Saturday, April 6, 2013

Aging, Death, and Winning

Over the past few years I've found myself with ample opportunities to spend time with people who were in the last years of living. I've observed; I've asked; I've listened;  It's been quite an education.

We're a funny bunch, us humans. The one sure thing in our lives is that we will die. Most of us don't know when or how we will end but -- pretty much as soon as we can fathom -- we learn that our earthly, physical life is temporary. And yet when we learn of someone's passing, we are shocked -- often followed with "why?". "He was so young". "She was such a good person..." Our denial runs deep.

People of all ages fall off every day -- some instantly, accidentally, intentionally, and others stalked by illness and disease. And if we are really lucky, and dodge the aforementioned, we have the privilege of growing old. If we get to be old, it means we've depleted and squeezed the maximum usage out of our bodies and completed this race we call life. We're winners.

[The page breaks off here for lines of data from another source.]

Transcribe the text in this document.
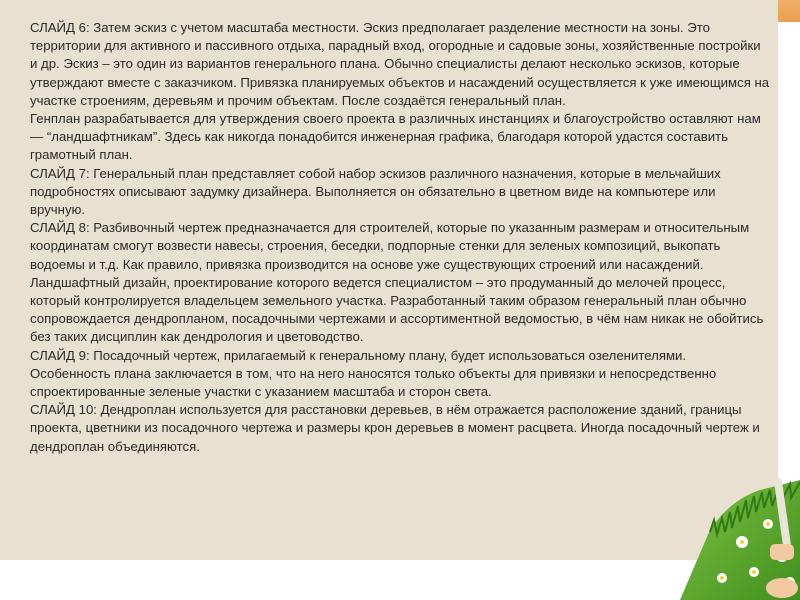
СЛАЙД 6: Затем эскиз с учетом масштаба местности. Эскиз предполагает разделение местности на зоны. Это территории для активного и пассивного отдыха, парадный вход, огородные и садовые зоны, хозяйственные постройки и др. Эскиз – это один из вариантов генерального плана. Обычно специалисты делают несколько эскизов, которые утверждают вместе с заказчиком. Привязка планируемых объектов и насаждений осуществляется к уже имеющимся на участке строениям, деревьям и прочим объектам. После создаётся генеральный план.

Генплан разрабатывается для утверждения своего проекта в различных инстанциях и благоустройство оставляют нам — “ландшафтникам”. Здесь как никогда понадобится инженерная графика, благодаря которой удастся составить грамотный план.

СЛАЙД 7: Генеральный план представляет собой набор эскизов различного назначения, которые в мельчайших подробностях описывают задумку дизайнера. Выполняется он обязательно в цветном виде на компьютере или вручную.

СЛАЙД 8: Разбивочный чертеж предназначается для строителей, которые по указанным размерам и относительным координатам смогут возвести навесы, строения, беседки, подпорные стенки для зеленых композиций, выкопать водоемы и т.д. Как правило, привязка производится на основе уже существующих строений или насаждений.

Ландшафтный дизайн, проектирование которого ведется специалистом – это продуманный до мелочей процесс, который контролируется владельцем земельного участка. Разработанный таким образом генеральный план обычно сопровождается дендропланом, посадочными чертежами и ассортиментной ведомостью, в чём нам никак не обойтись без таких дисциплин как дендрология и цветоводство.

СЛАЙД 9: Посадочный чертеж, прилагаемый к генеральному плану, будет использоваться озеленителями. Особенность плана заключается в том, что на него наносятся только объекты для привязки и непосредственно спроектированные зеленые участки с указанием масштаба и сторон света.

СЛАЙД 10: Дендроплан используется для расстановки деревьев, в нём отражается расположение зданий, границы проекта, цветники из посадочного чертежа и размеры крон деревьев в момент расцвета. Иногда посадочный чертеж и дендроплан объединяются.
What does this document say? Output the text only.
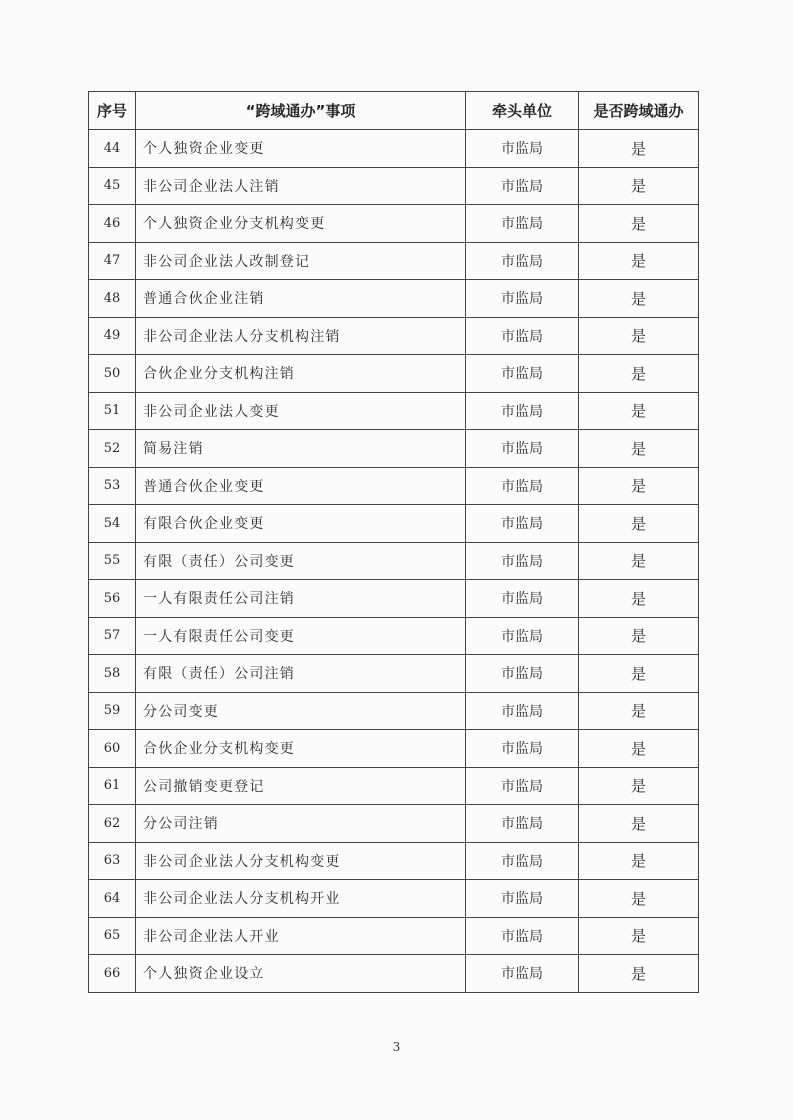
序号	“跨域通办”事项	牵头单位	是否跨域通办
44	个人独资企业变更	市监局	是
45	非公司企业法人注销	市监局	是
46	个人独资企业分支机构变更	市监局	是
47	非公司企业法人改制登记	市监局	是
48	普通合伙企业注销	市监局	是
49	非公司企业法人分支机构注销	市监局	是
50	合伙企业分支机构注销	市监局	是
51	非公司企业法人变更	市监局	是
52	简易注销	市监局	是
53	普通合伙企业变更	市监局	是
54	有限合伙企业变更	市监局	是
55	有限（责任）公司变更	市监局	是
56	一人有限责任公司注销	市监局	是
57	一人有限责任公司变更	市监局	是
58	有限（责任）公司注销	市监局	是
59	分公司变更	市监局	是
60	合伙企业分支机构变更	市监局	是
61	公司撤销变更登记	市监局	是
62	分公司注销	市监局	是
63	非公司企业法人分支机构变更	市监局	是
64	非公司企业法人分支机构开业	市监局	是
65	非公司企业法人开业	市监局	是
66	个人独资企业设立	市监局	是
3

And what is the prize for being a winner? Mmmm - tough question. Old people have suffered a lifetime of accumulated losses: parents, aunts, uncles, siblings, spouses, colleagues and friends. Imagine being the sole survivor of your generation in your family; not having anyone alive who remembers you as a child or at your youthful peak. Imagine that the people in your life have only known your wrinkles and ailments - and not the energy and accomplishments of your younger self. No wonder old people get cranky! I'm getting cranky just writing about it!

When we see an older person it's easy to forget that behind that crusty mask of age is someone with a lifetime of experiences; who flirted and courted and fell in love; who had dreams and hardships and triumphs; and who never imagined that they too would be old some day. And to add to the frustration, old people have a lifetime of wisdom to share - and a small audience who seek it.

In many cultures around the world and in our own aboriginal communities, old people are revered as "elders" -  mentors and living examples of deeply ingrained principles, values and teachings. I am fortunate that in my family -- my tribe -- there is a shared respect, responsibility and appreciation for our elders. We smother them with love and affection and take every opportunity to  express our feelings as not to leave anything unsaid. Come to think of it, not too much of anything is left unsaid in our family -- and that's a good thing!

So if I haven't depressed the hell out of you about growing older and old -- I suppose I am suggesting that you focus on that which you can affect -- your attitude towards aging and the aged. I for one have my eye on the prize and if I get the chance to grow old and a little crusty - I will be grateful for a lifetime full of all that I created for myself. And in the meantime, I'm going to make it my mission that the elders in our tribe are happy to still be in the race!

5 comments:

  1. I think I picked up on similar thinking in something I wrote HERE, but not necessarily from a gloomy viewpoint - merely pondering...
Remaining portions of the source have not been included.